Fibre

A highly prized Alpaca is one that has dense fleece that is soft to the touch. Longer fibre, 85 - 160 mm in length is preferred over shorter fibre, as it is easier to spin into yarn. Fibre thickness is sometimes used as a gauge of quality for clothing grade yarn with fibres of less than 25 microns being preferred over fibre that is greater than 25 microns in thickness, since generally speaking a smaller micron fibre tends to be finer to the touch.

Good herd management, proper nutrition, and a consistent approach to breeding with superior quality animals all contribute to raising alpacas with superior quality fleeces.

As the Canadian alpaca fibre supply increases, we will see alpaca at the head of the specialty fibre industry as the fibre of the future.

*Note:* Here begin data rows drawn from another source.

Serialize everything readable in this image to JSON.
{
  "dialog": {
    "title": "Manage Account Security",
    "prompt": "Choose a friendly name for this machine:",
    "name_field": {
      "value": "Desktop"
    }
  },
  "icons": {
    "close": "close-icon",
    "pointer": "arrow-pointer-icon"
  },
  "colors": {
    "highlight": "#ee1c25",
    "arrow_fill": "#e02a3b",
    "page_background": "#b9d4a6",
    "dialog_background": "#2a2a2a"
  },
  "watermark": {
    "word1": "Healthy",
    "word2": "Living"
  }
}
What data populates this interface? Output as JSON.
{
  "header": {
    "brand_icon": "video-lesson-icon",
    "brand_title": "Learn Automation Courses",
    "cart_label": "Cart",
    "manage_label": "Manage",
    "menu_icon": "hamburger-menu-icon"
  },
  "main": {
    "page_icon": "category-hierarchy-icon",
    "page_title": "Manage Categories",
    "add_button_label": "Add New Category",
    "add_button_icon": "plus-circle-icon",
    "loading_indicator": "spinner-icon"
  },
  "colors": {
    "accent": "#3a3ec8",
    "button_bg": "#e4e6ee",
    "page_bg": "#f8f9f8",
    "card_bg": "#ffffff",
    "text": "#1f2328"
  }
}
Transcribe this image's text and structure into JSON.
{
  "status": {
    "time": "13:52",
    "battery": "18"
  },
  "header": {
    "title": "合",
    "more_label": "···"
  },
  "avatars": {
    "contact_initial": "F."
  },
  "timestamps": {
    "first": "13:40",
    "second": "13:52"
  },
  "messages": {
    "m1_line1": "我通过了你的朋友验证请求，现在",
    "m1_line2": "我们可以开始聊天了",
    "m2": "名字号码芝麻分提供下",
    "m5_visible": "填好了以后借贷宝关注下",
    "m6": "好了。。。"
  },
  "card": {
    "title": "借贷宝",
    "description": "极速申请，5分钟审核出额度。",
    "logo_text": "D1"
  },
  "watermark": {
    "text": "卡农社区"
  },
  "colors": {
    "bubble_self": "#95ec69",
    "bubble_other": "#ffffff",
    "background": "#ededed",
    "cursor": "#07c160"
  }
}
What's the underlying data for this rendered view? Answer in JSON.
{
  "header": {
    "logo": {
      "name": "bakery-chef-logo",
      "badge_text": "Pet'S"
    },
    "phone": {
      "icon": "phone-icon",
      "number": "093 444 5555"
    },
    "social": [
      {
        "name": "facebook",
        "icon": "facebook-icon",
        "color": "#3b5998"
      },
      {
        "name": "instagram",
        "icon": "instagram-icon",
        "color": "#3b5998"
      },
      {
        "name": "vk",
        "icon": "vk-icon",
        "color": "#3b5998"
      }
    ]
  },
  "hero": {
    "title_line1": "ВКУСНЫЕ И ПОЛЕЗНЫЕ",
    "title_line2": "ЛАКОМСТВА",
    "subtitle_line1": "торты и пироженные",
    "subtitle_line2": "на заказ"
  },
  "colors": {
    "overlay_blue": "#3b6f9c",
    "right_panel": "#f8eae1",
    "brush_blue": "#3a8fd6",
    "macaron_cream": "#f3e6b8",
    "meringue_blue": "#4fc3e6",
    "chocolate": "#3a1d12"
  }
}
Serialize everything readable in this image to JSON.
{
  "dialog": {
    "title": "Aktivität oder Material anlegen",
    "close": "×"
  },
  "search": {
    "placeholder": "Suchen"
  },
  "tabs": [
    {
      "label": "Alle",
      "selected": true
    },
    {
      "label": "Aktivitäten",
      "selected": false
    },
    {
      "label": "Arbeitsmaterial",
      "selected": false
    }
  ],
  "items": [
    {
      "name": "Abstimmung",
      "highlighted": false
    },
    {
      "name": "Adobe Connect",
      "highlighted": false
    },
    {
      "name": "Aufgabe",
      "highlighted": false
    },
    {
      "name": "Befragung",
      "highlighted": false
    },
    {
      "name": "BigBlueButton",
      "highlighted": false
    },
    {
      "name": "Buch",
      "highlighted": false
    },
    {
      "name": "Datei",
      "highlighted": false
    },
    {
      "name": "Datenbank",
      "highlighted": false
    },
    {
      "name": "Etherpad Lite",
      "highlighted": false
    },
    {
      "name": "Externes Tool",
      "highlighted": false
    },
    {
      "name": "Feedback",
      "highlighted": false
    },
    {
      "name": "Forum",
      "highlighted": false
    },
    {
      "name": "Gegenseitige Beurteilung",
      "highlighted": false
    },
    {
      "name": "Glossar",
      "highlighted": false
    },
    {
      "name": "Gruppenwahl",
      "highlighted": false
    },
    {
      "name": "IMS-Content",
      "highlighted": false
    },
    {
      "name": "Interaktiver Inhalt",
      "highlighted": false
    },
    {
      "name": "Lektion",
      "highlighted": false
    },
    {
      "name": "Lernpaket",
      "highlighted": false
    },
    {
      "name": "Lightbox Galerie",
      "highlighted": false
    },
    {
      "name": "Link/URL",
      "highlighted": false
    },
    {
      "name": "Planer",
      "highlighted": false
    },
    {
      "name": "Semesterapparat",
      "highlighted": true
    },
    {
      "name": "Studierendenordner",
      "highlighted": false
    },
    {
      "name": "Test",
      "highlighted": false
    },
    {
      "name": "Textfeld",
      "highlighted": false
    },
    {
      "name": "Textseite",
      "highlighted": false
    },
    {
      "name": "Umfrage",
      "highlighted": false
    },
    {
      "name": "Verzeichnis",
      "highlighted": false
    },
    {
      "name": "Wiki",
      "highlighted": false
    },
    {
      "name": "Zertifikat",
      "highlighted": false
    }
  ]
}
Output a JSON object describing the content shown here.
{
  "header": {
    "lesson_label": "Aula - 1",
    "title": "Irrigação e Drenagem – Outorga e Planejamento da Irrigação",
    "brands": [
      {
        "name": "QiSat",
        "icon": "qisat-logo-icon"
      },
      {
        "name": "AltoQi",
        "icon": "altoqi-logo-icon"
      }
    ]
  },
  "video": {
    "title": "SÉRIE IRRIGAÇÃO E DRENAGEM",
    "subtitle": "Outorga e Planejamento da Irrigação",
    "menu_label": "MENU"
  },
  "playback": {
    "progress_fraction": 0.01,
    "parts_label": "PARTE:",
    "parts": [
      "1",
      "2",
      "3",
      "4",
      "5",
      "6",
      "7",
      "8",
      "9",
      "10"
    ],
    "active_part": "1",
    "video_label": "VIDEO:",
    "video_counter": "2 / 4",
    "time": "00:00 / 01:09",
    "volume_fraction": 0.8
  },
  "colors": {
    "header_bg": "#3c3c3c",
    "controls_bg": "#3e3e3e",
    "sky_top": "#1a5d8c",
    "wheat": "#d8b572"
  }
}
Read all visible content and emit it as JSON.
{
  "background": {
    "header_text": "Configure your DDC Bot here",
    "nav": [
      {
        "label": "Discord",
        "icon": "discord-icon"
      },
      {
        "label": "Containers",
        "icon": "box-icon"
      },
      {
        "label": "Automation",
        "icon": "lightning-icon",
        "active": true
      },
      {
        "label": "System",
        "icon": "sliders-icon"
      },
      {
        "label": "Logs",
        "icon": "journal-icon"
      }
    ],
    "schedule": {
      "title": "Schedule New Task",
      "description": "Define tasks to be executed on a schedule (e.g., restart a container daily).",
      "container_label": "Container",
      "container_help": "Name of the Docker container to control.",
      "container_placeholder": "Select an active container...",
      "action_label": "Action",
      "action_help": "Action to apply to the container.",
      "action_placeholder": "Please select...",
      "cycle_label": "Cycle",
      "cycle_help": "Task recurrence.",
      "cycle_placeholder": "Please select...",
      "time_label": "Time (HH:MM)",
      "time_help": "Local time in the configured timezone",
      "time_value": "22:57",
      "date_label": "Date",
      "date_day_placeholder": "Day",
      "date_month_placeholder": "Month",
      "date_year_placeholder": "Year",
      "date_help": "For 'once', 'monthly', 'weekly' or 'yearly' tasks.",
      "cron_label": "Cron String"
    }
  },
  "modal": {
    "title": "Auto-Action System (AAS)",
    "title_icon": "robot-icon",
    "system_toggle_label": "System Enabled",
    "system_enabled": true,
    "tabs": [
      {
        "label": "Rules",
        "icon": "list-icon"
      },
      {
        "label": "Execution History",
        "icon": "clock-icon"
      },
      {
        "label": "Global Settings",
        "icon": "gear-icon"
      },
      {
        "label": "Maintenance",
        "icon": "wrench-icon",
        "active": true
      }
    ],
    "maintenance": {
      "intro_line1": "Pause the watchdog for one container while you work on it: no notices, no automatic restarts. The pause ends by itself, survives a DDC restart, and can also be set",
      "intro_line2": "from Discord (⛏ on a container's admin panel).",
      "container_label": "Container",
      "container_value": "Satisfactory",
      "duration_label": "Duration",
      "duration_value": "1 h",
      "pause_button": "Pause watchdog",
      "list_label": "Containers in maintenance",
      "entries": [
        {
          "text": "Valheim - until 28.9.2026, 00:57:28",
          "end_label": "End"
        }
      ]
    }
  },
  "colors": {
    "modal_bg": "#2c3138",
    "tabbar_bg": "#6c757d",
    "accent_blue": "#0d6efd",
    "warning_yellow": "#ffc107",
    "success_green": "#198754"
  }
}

Some Common Terms Used in Grading Fibre

AFD - Average Diameter Fibre

AFD represents the average measurement of single fibres in microns. The larger or coarser the fibre, the higher the number. A finer fibre has a correspondingly lower number. 20 microns is finer than a fibre measuring 25 microns. In our business, micron counts of around 15 are considered super fine and micron counts of around 35 are considered coarse. The micron count required by the manufacturer will be different for different products. Average micron counts between 20 - 25 allow the producer to sell his product for a number of potential uses.

SD - Standard Deviation

Standard deviation is a measure of variation and hence uniformity of the fleece. A fleece with a low SD is of superior quality to a fleece of the same micron count with a higher SD. In fact fleeces with higher micron counts and lower SD's often grade higher than a fleece with a lower micron count but a high SD due to uniformity of the fleece.

CV - Coefficient of Variation

The CV is the percentage as determined by dividing the standard deviation (SD) by the average diameter of the fibre (AFD). This number is used to compare one fleece to another. Since environmental conditions and herd management practices make a difference with respect to fibre quality, the CV is best used for comparisons within one group of animals on one property.